2. Experimental Procedure

Amino acid solids labeled A, B, C and D are provided and each student is instructed to make 25 mLs of a 20 mM solution of each amino acid. The amino acids in this experiment have comparable molar masses (155.1 for histidine, 146.2 for lysine, 146.1 for glutamine and 147.1 for glutamic acid [7]) and therefore the same mass can be used to prepare each amino acid solution irrespective of the identity. For consistency all students are directed to use the molar mass of lysine.

After calibrating the pH meter, a 60 mM HCl solution is used to bring the pH of each amino acid solution to 2 to ensure all the unknowns have the same starting point. Once a pH of 2 is achieved 1.000 mL aliquots of 50 mM sodium hydroxide are added and the resulting pH is recorded after each addition after each addition is recorded. This process is repeated for each amino acid. All amino acid titrations can be completed in a three hour laboratory period.

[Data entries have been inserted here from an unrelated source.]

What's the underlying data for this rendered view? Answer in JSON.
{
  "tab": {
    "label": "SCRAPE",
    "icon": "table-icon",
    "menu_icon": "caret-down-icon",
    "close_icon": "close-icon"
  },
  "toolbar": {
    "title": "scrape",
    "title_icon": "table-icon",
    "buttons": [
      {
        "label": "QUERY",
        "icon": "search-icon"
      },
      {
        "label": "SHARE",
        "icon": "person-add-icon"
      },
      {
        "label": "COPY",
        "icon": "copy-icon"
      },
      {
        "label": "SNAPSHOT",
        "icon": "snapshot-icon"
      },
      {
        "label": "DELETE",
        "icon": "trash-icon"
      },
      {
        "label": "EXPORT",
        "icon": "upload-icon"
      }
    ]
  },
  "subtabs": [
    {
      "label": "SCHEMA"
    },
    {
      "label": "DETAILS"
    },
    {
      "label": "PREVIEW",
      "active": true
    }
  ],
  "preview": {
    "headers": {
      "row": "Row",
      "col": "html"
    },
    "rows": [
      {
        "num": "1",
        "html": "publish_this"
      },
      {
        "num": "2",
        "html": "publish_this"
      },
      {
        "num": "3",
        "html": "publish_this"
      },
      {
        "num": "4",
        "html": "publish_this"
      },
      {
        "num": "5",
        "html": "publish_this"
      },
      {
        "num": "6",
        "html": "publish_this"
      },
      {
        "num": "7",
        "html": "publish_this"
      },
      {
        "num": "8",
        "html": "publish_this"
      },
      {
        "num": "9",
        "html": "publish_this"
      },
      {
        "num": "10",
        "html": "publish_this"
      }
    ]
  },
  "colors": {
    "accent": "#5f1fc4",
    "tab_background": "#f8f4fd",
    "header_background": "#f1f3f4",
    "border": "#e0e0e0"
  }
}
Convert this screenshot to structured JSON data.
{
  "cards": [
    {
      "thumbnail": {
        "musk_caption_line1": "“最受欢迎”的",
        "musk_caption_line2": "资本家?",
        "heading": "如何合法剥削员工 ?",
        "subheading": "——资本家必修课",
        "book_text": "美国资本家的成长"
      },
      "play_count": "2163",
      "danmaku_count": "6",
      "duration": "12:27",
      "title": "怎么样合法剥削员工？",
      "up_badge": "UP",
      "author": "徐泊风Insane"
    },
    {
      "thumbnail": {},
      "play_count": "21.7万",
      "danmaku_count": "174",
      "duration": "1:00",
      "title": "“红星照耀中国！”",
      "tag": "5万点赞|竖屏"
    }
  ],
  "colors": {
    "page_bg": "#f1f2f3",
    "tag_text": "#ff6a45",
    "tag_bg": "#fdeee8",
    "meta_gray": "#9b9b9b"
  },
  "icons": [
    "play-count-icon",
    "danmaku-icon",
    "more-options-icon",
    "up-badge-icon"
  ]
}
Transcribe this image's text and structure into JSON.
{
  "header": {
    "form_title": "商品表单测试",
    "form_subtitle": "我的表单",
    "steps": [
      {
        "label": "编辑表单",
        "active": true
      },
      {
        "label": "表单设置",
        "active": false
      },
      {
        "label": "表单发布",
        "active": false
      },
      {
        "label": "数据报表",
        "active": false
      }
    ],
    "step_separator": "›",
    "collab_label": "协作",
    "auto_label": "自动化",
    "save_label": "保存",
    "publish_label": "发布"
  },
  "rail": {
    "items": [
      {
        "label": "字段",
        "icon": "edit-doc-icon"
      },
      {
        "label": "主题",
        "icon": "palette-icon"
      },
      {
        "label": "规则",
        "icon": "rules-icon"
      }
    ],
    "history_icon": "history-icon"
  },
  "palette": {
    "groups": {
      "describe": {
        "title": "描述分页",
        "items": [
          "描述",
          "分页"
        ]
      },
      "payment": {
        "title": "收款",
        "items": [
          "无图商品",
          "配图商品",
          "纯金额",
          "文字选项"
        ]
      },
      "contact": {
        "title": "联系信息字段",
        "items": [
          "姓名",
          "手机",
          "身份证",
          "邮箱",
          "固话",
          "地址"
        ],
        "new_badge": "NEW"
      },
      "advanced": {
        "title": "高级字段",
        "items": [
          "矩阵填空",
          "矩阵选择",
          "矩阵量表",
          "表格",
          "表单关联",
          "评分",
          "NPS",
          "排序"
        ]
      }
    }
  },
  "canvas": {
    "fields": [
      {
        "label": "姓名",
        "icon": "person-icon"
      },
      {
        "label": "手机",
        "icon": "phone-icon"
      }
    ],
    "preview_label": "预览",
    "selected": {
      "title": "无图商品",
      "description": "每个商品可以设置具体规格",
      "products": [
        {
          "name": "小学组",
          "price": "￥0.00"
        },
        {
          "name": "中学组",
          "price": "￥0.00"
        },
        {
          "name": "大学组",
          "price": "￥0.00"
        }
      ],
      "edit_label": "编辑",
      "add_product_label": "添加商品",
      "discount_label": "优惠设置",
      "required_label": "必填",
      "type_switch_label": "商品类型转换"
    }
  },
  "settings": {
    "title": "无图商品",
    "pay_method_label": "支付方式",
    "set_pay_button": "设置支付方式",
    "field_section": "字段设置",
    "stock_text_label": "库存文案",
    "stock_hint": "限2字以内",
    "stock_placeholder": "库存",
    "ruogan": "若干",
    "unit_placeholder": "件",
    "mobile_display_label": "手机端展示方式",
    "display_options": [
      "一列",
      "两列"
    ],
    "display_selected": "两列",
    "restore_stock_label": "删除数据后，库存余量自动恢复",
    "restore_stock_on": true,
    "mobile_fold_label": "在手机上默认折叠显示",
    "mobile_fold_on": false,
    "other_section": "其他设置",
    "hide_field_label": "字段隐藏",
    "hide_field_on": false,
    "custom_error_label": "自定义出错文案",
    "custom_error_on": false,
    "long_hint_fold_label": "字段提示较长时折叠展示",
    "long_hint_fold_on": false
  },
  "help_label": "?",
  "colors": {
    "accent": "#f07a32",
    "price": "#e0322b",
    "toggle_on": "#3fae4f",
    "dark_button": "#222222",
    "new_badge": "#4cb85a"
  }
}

Titration curves (pH vs. equivalents of base) are graphed, and used to determine the identity of each amino acid. By overlaying at least three curves the identity of each amino acid can be determined. The resultant titration curves are analyzed for pKa values which assists in determination of the identity of each amino acid. In the final lab report students annotate each curve with the experimentally determined pKa values, any buffering regions present, and the structures of the amino acids at the different protonation states. Finally, based on the structures the experimental isoelectric point is determined. A graph generated from student data showing the superimposition of all four titration curves is shown in Figure 2.

2.1. Hazards

Hydrochloric acid and sodium hydroxide may be fatal if swallowed or inhaled, are extremely corrosive, and skin or eye contract may cause severe burns and permanent harm. The amino acids present minimal hazards.

3. Results

As can be seen in Figure 2, each amino acid has a distinct titration curve. The shapes of these curves allow the students to properly identify the amino acids. In addition, this experiment provides a solid foundation of characteristics of amino acids and how their protonation states change at different pH values. Amino acid titration curves are vital to understanding not only how pH influences amino acid chemistry, but are integral to understand protein structure.

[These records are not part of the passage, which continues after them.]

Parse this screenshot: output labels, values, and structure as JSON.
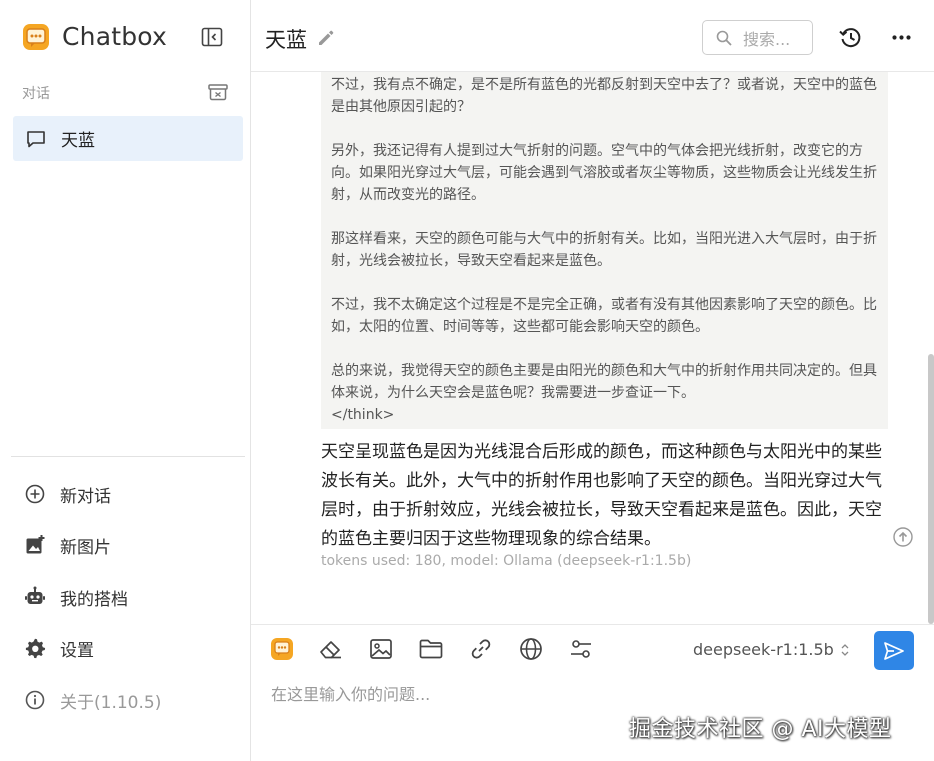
{
  "sidebar": {
    "app_name": "Chatbox",
    "section_label": "对话",
    "conversations": [
      {
        "label": "天蓝",
        "selected": true
      }
    ],
    "menu": {
      "new_chat": "新对话",
      "new_image": "新图片",
      "my_partner": "我的搭档",
      "settings": "设置",
      "about": "关于(1.10.5)"
    }
  },
  "header": {
    "title": "天蓝",
    "search_placeholder": "搜索..."
  },
  "chat": {
    "think_paragraphs": [
      "不过，我有点不确定，是不是所有蓝色的光都反射到天空中去了？或者说，天空中的蓝色是由其他原因引起的？",
      "另外，我还记得有人提到过大气折射的问题。空气中的气体会把光线折射，改变它的方向。如果阳光穿过大气层，可能会遇到气溶胶或者灰尘等物质，这些物质会让光线发生折射，从而改变光的路径。",
      "那这样看来，天空的颜色可能与大气中的折射有关。比如，当阳光进入大气层时，由于折射，光线会被拉长，导致天空看起来是蓝色。",
      "不过，我不太确定这个过程是不是完全正确，或者有没有其他因素影响了天空的颜色。比如，太阳的位置、时间等等，这些都可能会影响天空的颜色。",
      "总的来说，我觉得天空的颜色主要是由阳光的颜色和大气中的折射作用共同决定的。但具体来说，为什么天空会是蓝色呢？我需要进一步查证一下。"
    ],
    "think_close": "</think>",
    "answer": "天空呈现蓝色是因为光线混合后形成的颜色，而这种颜色与太阳光中的某些波长有关。此外，大气中的折射作用也影响了天空的颜色。当阳光穿过大气层时，由于折射效应，光线会被拉长，导致天空看起来是蓝色。因此，天空的蓝色主要归因于这些物理现象的综合结果。",
    "meta": "tokens used: 180, model: Ollama (deepseek-r1:1.5b)"
  },
  "input": {
    "model": "deepseek-r1:1.5b",
    "placeholder": "在这里输入你的问题...",
    "watermark": "掘金技术社区 @ AI大模型"
  },
  "colors": {
    "accent": "#2f86e6",
    "selected_bg": "#e8f1fb",
    "think_bg": "#f4f4f2",
    "logo_orange": "#f5a623"
  }
}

Figure 2. Titration curves of the amino acids histidine, glutamine, glutamic acid and lysine. Based on the shape of the titration curves students are able to differentiate the four amino acids

Each amino acid curve has distinct characteristics that make them easily interpretable. Histidine shows a distinct plateau near pH 6 due to the imidazole side chain. Glutamic acid is easily identified as it contains two acidic groups. The curves between lysine and glutamine are harder to distinguish. The glutamine has an additional inflection point at about pH 11, when the amino group becomes fully deprotonated, whereas the two amino groups of lysine blend together for a steady rise for two equivalents of base. Despite the challenges in identification, students are able to appropriately identify the amino acids based on the superimposition of the curves.

4. Conclusion

This experiment successfully demonstrates the ability to generate and analyze a titration curve to distinguish unknown amino acids. Titration curves are important for students to understand. This experiment takes an abstract concept presented in most General Chemistry and Biochemistry textbooks and makes it tactile. By matching the titration curves with the four amino acids students are required to demonstrate their understanding of side chain amino acid chemistry. By annotating their plots, students demonstrate their understanding of protonation states, buffering regions, and isoelectric points. In addition this experiment gives students practical skills such as making solutions and using pH meters.


We would like to thank Nicole Holmberg and our Biochemistry students for participating in this laboratory and providing feedback.